I have just published a book entitled They've Been Down So Long.../Getting Up's Still On Their Minds, which is aimed directly at the residents of the eight towns on the lower Schuylkill River.  They are my primary market, but after the problem of making them aware of the book (and it’s a big problem) comes the question of where they can buy it.  Online purchase easy; the book is only a few keystrokes away (I will provide the link at the end of this post).  Nothing should be easier, but I am old enough to know better, personally as well as academically.  The fact that “It’s just not the same” I can attribute to age and personal experience, but I also assess the online phenomenon professionally as a major historical event.

There is not only single independent bookstore in the eight towns that constitute both my subjects and the core of my market.  There is, however, one that is at least strategically located near several of them, the Towne Book Center and Café, in the Providence Town Center at the intersection of U.S. Route 422 and Pa. Route 29.  This shopping center is an ersatz location if there ever was one, an artificial “re-creation” of the mythical American downtown of our dreams.  But it does have an independent bookstore, and I sold a good number of copies of my first book there.
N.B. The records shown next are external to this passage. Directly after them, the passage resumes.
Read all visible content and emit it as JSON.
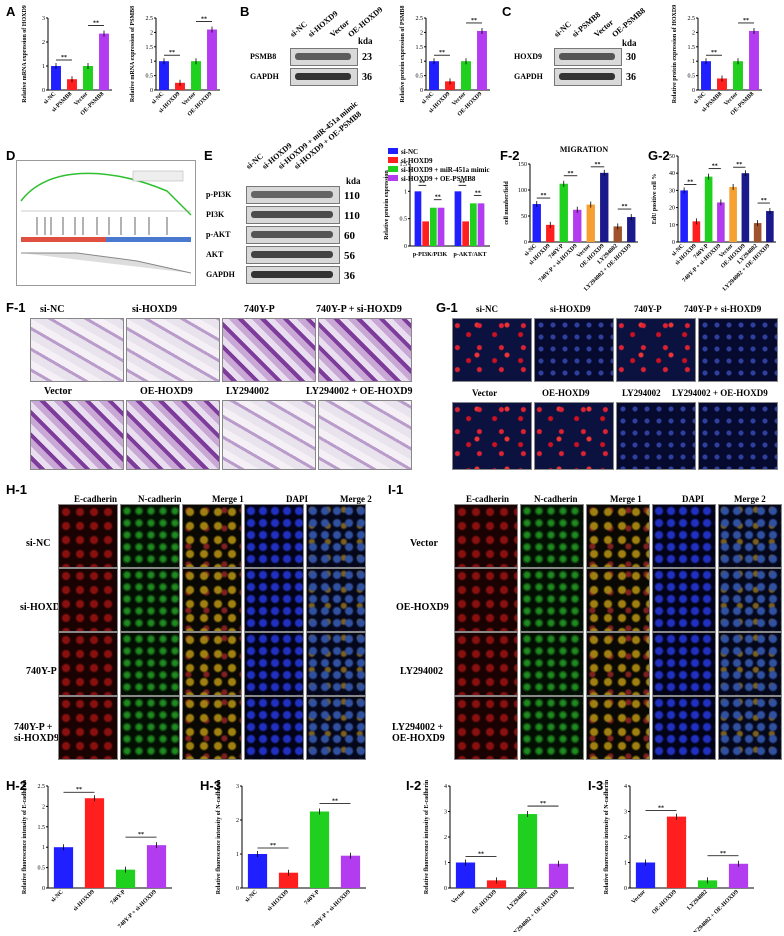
{
  "panels": {
    "A": "A",
    "B": "B",
    "C": "C",
    "D": "D",
    "E": "E",
    "F1": "F-1",
    "F2": "F-2",
    "G1": "G-1",
    "G2": "G-2",
    "H1": "H-1",
    "H2": "H-2",
    "H3": "H-3",
    "I1": "I-1",
    "I2": "I-2",
    "I3": "I-3"
  },
  "blotB": {
    "lanes": [
      "si-NC",
      "si-HOXD9",
      "Vector",
      "OE-HOXD9"
    ],
    "kda": "kda",
    "rows": [
      {
        "name": "PSMB8",
        "kda": "23"
      },
      {
        "name": "GAPDH",
        "kda": "36"
      }
    ]
  },
  "blotC": {
    "lanes": [
      "si-NC",
      "si-PSMB8",
      "Vector",
      "OE-PSMB8"
    ],
    "kda": "kda",
    "rows": [
      {
        "name": "HOXD9",
        "kda": "30"
      },
      {
        "name": "GAPDH",
        "kda": "36"
      }
    ]
  },
  "blotE": {
    "lanes": [
      "si-NC",
      "si-HOXD9",
      "si-HOXD9 + miR-451a mimic",
      "si-HOXD9 + OE-PSMB8"
    ],
    "kda": "kda",
    "rows": [
      {
        "name": "p-PI3K",
        "kda": "110"
      },
      {
        "name": "PI3K",
        "kda": "110"
      },
      {
        "name": "p-AKT",
        "kda": "60"
      },
      {
        "name": "AKT",
        "kda": "56"
      },
      {
        "name": "GAPDH",
        "kda": "36"
      }
    ]
  },
  "gsea": {
    "legend_a": "",
    "legend_b": ""
  },
  "F1": {
    "row1": [
      "si-NC",
      "si-HOXD9",
      "740Y-P",
      "740Y-P + si-HOXD9"
    ],
    "row2": [
      "Vector",
      "OE-HOXD9",
      "LY294002",
      "LY294002 + OE-HOXD9"
    ]
  },
  "G1": {
    "row1": [
      "si-NC",
      "si-HOXD9",
      "740Y-P",
      "740Y-P + si-HOXD9"
    ],
    "row2": [
      "Vector",
      "OE-HOXD9",
      "LY294002",
      "LY294002 + OE-HOXD9"
    ]
  },
  "H1": {
    "cols": [
      "E-cadherin",
      "N-cadherin",
      "Merge 1",
      "DAPI",
      "Merge 2"
    ],
    "rows": [
      "si-NC",
      "si-HOXD9",
      "740Y-P",
      "740Y-P +\nsi-HOXD9"
    ]
  },
  "I1": {
    "cols": [
      "E-cadherin",
      "N-cadherin",
      "Merge 1",
      "DAPI",
      "Merge 2"
    ],
    "rows": [
      "Vector",
      "OE-HOXD9",
      "LY294002",
      "LY294002 +\nOE-HOXD9"
    ]
  },
  "sig": "**",
  "colors": {
    "blue": "#1f1fff",
    "red": "#ff1f1f",
    "green": "#1fd01f",
    "purple": "#b43cf0",
    "orange": "#f5a030",
    "darkred": "#a0522d",
    "navy": "#1a1a8c"
  },
  "chart_data": [
    {
      "id": "A1",
      "type": "bar",
      "ylabel": "Relative mRNA expression of HOXD9",
      "categories": [
        "si-NC",
        "si-PSMB8",
        "Vector",
        "OE-PSMB8"
      ],
      "values": [
        1.0,
        0.45,
        1.0,
        2.35
      ],
      "ylim": [
        0,
        3
      ],
      "yticks": [
        0,
        1,
        2,
        3
      ],
      "colors": [
        "blue",
        "red",
        "green",
        "purple"
      ]
    },
    {
      "id": "A2",
      "type": "bar",
      "ylabel": "Relative mRNA expression of PSMB8",
      "categories": [
        "si-NC",
        "si-HOXD9",
        "Vector",
        "OE-HOXD9"
      ],
      "values": [
        1.0,
        0.25,
        1.0,
        2.1
      ],
      "ylim": [
        0,
        2.5
      ],
      "yticks": [
        0,
        0.5,
        1.0,
        1.5,
        2.0,
        2.5
      ],
      "colors": [
        "blue",
        "red",
        "green",
        "purple"
      ]
    },
    {
      "id": "B",
      "type": "bar",
      "ylabel": "Relative protein expression of PSMB8",
      "categories": [
        "si-NC",
        "si-HOXD9",
        "Vector",
        "OE-HOXD9"
      ],
      "values": [
        1.0,
        0.3,
        1.0,
        2.05
      ],
      "ylim": [
        0,
        2.5
      ],
      "yticks": [
        0,
        0.5,
        1.0,
        1.5,
        2.0,
        2.5
      ],
      "colors": [
        "blue",
        "red",
        "green",
        "purple"
      ]
    },
    {
      "id": "C",
      "type": "bar",
      "ylabel": "Relative protein expression of HOXD9",
      "categories": [
        "si-NC",
        "si-PSMB8",
        "Vector",
        "OE-PSMB8"
      ],
      "values": [
        1.0,
        0.4,
        1.0,
        2.05
      ],
      "ylim": [
        0,
        2.5
      ],
      "yticks": [
        0,
        0.5,
        1.0,
        1.5,
        2.0,
        2.5
      ],
      "colors": [
        "blue",
        "red",
        "green",
        "purple"
      ]
    },
    {
      "id": "E",
      "type": "bar",
      "ylabel": "Relative protein expression",
      "categories": [
        "p-PI3K/PI3K",
        "p-AKT/AKT"
      ],
      "series": [
        {
          "name": "si-NC",
          "values": [
            1.0,
            1.0
          ]
        },
        {
          "name": "si-HOXD9",
          "values": [
            0.45,
            0.45
          ]
        },
        {
          "name": "si-HOXD9 + miR-451a mimic",
          "values": [
            0.7,
            0.78
          ]
        },
        {
          "name": "si-HOXD9 + OE-PSMB8",
          "values": [
            0.7,
            0.78
          ]
        }
      ],
      "ylim": [
        0,
        1.5
      ],
      "yticks": [
        0,
        0.5,
        1.0,
        1.5
      ],
      "colors": [
        "blue",
        "red",
        "green",
        "purple"
      ]
    },
    {
      "id": "F2",
      "type": "bar",
      "title": "MIGRATION",
      "ylabel": "cell number/field",
      "categories": [
        "si-NC",
        "si-HOXD9",
        "740Y-P",
        "740Y-P + si-HOXD9",
        "Vector",
        "OE-HOXD9",
        "LY294002",
        "LY294002 + OE-HOXD9"
      ],
      "values": [
        73,
        33,
        112,
        62,
        72,
        133,
        30,
        48
      ],
      "ylim": [
        0,
        150
      ],
      "yticks": [
        0,
        50,
        100,
        150
      ],
      "colors": [
        "blue",
        "red",
        "green",
        "purple",
        "orange",
        "navy",
        "darkred",
        "navy"
      ]
    },
    {
      "id": "G2",
      "type": "bar",
      "ylabel": "EdU positive cell %",
      "categories": [
        "si-NC",
        "si-HOXD9",
        "740Y-P",
        "740Y-P + si-HOXD9",
        "Vector",
        "OE-HOXD9",
        "LY294002",
        "LY294002 + OE-HOXD9"
      ],
      "values": [
        30,
        12,
        38,
        23,
        32,
        40,
        11,
        18
      ],
      "ylim": [
        0,
        50
      ],
      "yticks": [
        0,
        10,
        20,
        30,
        40,
        50
      ],
      "colors": [
        "blue",
        "red",
        "green",
        "purple",
        "orange",
        "navy",
        "darkred",
        "navy"
      ]
    },
    {
      "id": "H2",
      "type": "bar",
      "ylabel": "Relative fluorescence intensity of E-cadherin",
      "categories": [
        "si-NC",
        "si-HOXD9",
        "740Y-P",
        "740Y-P + si-HOXD9"
      ],
      "values": [
        1.0,
        2.2,
        0.45,
        1.05
      ],
      "ylim": [
        0,
        2.5
      ],
      "yticks": [
        0.0,
        0.5,
        1.0,
        1.5,
        2.0,
        2.5
      ],
      "colors": [
        "blue",
        "red",
        "green",
        "purple"
      ]
    },
    {
      "id": "H3",
      "type": "bar",
      "ylabel": "Relative fluorescence intensity of N-cadherin",
      "categories": [
        "si-NC",
        "si-HOXD9",
        "740Y-P",
        "740Y-P + si-HOXD9"
      ],
      "values": [
        1.0,
        0.45,
        2.25,
        0.95
      ],
      "ylim": [
        0,
        3
      ],
      "yticks": [
        0,
        1,
        2,
        3
      ],
      "colors": [
        "blue",
        "red",
        "green",
        "purple"
      ]
    },
    {
      "id": "I2",
      "type": "bar",
      "ylabel": "Relative fluorescence intensity of E-cadherin",
      "categories": [
        "Vector",
        "OE-HOXD9",
        "LY294002",
        "LY294002 + OE-HOXD9"
      ],
      "values": [
        1.0,
        0.3,
        2.9,
        0.95
      ],
      "ylim": [
        0,
        4
      ],
      "yticks": [
        0,
        1,
        2,
        3,
        4
      ],
      "colors": [
        "blue",
        "red",
        "green",
        "purple"
      ]
    },
    {
      "id": "I3",
      "type": "bar",
      "ylabel": "Relative fluorescence intensity of N-cadherin",
      "categories": [
        "Vector",
        "OE-HOXD9",
        "LY294002",
        "LY294002 + OE-HOXD9"
      ],
      "values": [
        1.0,
        2.8,
        0.3,
        0.95
      ],
      "ylim": [
        0,
        4
      ],
      "yticks": [
        0,
        1,
        2,
        3,
        4
      ],
      "colors": [
        "blue",
        "red",
        "green",
        "purple"
      ]
    }
  ]
}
I had hopes for even greater sales, as the subject of my first book was only Norristown, while my second, They’ve Been Down So Long…/Getting Up’s Still On Their Minds, deals with an additional seven towns.  I was therefore displeased to be informed by the store owner that he will not stock my new book.  He’ll fulfill any orders placed, but will not stock it.  He has a reason, a very principled one.  Amazon is his enemy, and he is part of an organization fighting it in the courts.  Things are getting ugly, and he is angry.  Therefore, because my book is published by a company owned by Amazon, he says sorry but no.

He is clearly taking this stand on principle.  Amazon is simply not going to notice—much less care—that one bookstore has declined to stock my new book.  His business, on the contrary, will lose potential income.  The loss may not be too noticeable, but it is certainly a greater percentage of his gross sales than of Amazon’s.  I lose the most, largely because “brick and mortar” book outlets are getting quite scarce (At present I have only one, the Historical Society of Montgomery County, at 1654 DeKalb Street in Norristown.  The Spring-Ford Area Historical Society will be stocking copies shortly).  Thus the loss of even one hurts.

I am deeply conflicted on this.  I truly believe that people in the towns not too far from the Towne Book Center could benefit from reading my book.  That’s why I wrote it.  To have my best (okay, only) local bookstore refuse to stock my book certainly doesn’t help what I am trying to do.  Yet I am also sympathetic, for reasons explained above.  I write about principles I consider important and Towne Book Center upholds a principle it considers important, in the knowledge that the gesture will go entirely unnoticed.  We both uphold our principles, and make no impact whatsoever on the Bigness we both oppose.  Here again, on a day-to-day basis (but not “in the end”), it truly is all about the Benjamins.  We can all lament this to our heart’s content, but we have to keep on living in this changing world, and that means compromise.  The struggle over principles is unending.